El otro día me crucé contigo por la calle.
Caminabas con zancadas, muy deprisa, tanto que no me
escuchaste, tan siquiera, cuando te saludé.
Tenias una especie de envoltorio entre tus brazos y entonces, curiosa… corrí
detrás de ti para mirar qué es lo que escondías entre las ropas.
Te dije “hola”, pero tú seguías tu carrera hacia no sé dónde
mientras un llanto de bebé, iba contigo.
Te pregunté… ¿Por qué corres tan deprisa? ¿Por qué escucho
un llanto de bebé entre tus brazos? ¿Qué llevas ahí?
Y entonces tú, frenaste tu carrera, me miraste a los ojos,
después… una lágrima rodó y tras ella, otras más llenaron tu cara en un
momento: “Es un bebé en peligro. Lo encontré ajado y desnutrido. Alguien lo
dejó porque a buen seguro, la desesperación
de la vida le invitó a hacerlo”
Y entonces yo, mirando el rostro de la mujer, dejé mis
bolsas repletas de sustento, a ras del suelo.
Eché la vista atrás y contemplé aquella vida mía, llena de
todo y en ese momento una lágrima y detrás muchas más vinieron a decirme:
“Cuánto has padecido por banalidades, y cuántas carencias y desdichas, tal vez,
cerca de ti, no viste, inmersa como estás en perseguir bonanza y otras dichas,
mientras alguien, a tú lado, se muere de carencia”.

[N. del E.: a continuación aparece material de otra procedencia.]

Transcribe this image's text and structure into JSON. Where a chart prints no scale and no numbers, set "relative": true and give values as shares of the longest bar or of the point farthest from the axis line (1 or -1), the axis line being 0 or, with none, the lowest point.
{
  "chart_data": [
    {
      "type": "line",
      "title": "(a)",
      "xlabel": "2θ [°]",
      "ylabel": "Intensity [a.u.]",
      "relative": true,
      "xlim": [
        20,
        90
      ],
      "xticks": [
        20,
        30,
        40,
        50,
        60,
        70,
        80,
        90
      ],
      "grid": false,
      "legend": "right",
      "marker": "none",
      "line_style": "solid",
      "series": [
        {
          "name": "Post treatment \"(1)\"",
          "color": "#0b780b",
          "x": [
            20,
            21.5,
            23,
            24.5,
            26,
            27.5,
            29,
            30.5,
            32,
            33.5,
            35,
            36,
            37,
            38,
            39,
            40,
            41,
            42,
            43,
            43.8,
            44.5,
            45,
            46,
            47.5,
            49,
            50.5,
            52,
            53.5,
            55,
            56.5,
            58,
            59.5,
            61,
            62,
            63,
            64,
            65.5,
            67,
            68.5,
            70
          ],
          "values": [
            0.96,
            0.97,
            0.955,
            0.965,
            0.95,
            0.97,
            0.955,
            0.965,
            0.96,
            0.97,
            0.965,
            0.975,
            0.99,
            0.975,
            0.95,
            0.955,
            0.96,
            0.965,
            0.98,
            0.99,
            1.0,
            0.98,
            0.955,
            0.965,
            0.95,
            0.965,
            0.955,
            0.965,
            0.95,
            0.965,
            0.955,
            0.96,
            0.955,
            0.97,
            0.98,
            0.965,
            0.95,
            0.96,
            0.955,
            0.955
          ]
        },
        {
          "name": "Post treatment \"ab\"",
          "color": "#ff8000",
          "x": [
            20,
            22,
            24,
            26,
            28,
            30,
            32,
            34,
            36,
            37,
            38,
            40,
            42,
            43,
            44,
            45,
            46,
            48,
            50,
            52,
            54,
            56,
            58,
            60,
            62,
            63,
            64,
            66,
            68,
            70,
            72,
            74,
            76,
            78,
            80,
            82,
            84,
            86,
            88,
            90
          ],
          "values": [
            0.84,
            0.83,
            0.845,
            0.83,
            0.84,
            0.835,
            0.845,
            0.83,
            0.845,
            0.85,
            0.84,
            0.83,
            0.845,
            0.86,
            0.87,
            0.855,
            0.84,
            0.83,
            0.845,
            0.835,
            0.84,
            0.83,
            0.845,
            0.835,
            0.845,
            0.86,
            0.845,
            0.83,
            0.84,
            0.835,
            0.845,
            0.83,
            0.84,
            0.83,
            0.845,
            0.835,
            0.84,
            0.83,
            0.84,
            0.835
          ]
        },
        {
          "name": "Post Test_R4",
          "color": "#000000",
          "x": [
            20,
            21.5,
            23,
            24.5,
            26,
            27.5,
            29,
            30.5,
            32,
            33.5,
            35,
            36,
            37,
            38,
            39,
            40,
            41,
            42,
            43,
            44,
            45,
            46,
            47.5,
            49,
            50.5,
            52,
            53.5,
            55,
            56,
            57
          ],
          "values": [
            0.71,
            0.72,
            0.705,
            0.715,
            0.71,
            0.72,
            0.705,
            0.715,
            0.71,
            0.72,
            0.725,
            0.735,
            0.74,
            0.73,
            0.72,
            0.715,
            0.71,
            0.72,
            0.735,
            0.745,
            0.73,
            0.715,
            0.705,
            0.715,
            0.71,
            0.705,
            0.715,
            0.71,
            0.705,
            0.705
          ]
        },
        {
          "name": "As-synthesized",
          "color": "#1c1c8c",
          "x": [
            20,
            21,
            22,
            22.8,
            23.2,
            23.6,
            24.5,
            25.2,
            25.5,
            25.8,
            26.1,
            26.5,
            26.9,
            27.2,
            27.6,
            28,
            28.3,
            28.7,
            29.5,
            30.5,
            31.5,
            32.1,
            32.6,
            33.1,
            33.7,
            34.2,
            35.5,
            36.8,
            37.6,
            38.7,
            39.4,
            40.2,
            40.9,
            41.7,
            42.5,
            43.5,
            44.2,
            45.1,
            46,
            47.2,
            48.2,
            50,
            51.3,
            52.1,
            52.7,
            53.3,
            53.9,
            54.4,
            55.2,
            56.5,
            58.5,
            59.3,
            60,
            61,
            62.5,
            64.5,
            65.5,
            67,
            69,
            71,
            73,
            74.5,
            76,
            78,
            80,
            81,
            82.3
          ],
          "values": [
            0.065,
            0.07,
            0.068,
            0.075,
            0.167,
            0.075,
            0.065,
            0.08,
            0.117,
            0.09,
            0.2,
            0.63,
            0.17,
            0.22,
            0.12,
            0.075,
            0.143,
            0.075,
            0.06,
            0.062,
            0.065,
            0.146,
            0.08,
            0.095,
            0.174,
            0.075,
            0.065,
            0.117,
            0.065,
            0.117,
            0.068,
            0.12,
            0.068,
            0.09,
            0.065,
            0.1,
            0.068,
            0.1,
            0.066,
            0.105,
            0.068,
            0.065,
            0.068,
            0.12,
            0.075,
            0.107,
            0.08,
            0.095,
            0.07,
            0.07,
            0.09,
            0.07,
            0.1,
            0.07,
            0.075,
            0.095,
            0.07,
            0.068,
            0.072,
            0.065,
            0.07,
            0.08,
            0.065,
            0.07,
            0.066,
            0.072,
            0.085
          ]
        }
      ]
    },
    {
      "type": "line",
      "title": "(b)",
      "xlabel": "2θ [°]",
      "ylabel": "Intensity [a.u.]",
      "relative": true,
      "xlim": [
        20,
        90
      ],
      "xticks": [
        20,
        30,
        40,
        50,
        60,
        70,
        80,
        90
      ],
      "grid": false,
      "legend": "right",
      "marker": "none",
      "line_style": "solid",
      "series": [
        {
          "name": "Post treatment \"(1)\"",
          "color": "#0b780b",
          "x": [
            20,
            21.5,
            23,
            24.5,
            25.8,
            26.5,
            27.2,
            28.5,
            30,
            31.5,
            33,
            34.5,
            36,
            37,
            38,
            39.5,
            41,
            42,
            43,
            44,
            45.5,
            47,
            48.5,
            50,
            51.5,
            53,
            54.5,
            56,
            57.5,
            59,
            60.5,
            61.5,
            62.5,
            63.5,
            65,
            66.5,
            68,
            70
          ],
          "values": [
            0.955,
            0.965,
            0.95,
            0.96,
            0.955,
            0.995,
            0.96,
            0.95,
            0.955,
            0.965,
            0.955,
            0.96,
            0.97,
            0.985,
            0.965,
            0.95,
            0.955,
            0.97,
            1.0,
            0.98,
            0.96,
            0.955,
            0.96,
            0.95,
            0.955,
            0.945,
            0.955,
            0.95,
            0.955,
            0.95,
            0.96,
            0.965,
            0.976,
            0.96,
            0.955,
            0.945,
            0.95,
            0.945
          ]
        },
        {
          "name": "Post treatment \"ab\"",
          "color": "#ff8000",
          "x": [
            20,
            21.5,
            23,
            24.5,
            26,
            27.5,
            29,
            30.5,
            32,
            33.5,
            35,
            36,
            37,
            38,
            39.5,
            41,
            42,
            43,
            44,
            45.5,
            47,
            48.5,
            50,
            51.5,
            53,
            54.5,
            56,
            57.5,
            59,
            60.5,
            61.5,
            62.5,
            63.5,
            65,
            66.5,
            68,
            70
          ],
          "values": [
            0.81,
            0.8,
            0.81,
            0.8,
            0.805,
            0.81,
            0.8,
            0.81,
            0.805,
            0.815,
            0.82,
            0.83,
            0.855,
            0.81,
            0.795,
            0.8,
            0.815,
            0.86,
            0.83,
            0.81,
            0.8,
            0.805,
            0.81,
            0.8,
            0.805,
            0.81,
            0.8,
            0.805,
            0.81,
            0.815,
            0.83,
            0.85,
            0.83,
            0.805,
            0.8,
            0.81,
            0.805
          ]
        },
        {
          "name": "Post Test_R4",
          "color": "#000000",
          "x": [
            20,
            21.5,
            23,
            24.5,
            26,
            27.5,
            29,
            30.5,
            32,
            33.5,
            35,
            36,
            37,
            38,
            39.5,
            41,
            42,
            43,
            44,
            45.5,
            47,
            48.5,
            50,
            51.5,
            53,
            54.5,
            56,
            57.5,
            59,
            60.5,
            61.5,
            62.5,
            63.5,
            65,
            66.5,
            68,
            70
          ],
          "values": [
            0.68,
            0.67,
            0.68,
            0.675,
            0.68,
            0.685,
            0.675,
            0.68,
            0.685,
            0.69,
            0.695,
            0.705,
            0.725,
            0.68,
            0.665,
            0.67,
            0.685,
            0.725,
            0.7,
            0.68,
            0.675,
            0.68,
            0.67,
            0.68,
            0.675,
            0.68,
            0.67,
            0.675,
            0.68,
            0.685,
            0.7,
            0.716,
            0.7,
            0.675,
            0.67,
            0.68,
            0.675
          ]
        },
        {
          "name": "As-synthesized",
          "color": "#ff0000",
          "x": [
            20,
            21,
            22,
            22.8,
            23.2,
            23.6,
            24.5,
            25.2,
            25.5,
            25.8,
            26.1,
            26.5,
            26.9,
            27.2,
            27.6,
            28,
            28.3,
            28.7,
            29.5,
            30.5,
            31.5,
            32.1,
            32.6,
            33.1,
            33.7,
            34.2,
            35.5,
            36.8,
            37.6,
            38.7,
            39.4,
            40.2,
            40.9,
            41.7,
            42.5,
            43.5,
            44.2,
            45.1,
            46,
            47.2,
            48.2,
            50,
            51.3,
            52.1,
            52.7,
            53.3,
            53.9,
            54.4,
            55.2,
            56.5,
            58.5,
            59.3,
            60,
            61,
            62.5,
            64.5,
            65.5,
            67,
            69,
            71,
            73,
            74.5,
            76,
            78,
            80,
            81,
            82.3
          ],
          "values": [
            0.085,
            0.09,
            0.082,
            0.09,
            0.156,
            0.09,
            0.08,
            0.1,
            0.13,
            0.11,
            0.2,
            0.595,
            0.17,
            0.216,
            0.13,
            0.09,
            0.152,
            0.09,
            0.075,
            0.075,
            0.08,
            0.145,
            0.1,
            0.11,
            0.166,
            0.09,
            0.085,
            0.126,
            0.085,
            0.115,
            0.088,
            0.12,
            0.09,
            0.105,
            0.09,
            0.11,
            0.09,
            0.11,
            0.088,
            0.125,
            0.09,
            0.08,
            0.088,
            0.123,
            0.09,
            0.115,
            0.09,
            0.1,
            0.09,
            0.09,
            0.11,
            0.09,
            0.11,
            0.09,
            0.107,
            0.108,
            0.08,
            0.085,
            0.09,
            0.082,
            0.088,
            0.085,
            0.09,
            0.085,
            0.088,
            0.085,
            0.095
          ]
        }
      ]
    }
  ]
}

Y es que la vida que recorremos, a zancadas, con ojos
ciegos, no nos deja mirar tantas vivencias oscurecidas que no hay que buscarlas
en otros lares… porque tal vez, en esa esquina cercana, existe alguien que vive
en la carencia… y no lo vemos.
Es la vida misma la que cierra nuestros ojos, porque
inmersos como estamos en nuestros problemas, olvidamos que no hay que buscar
muy lejos para encontrar a alguien desesperado que grita… ayuda.
Y yo… buscaba un nuevo traje y la vida, una vez más, manó
una historia para aprender una nueva
lección y abrazarla entre el corazón.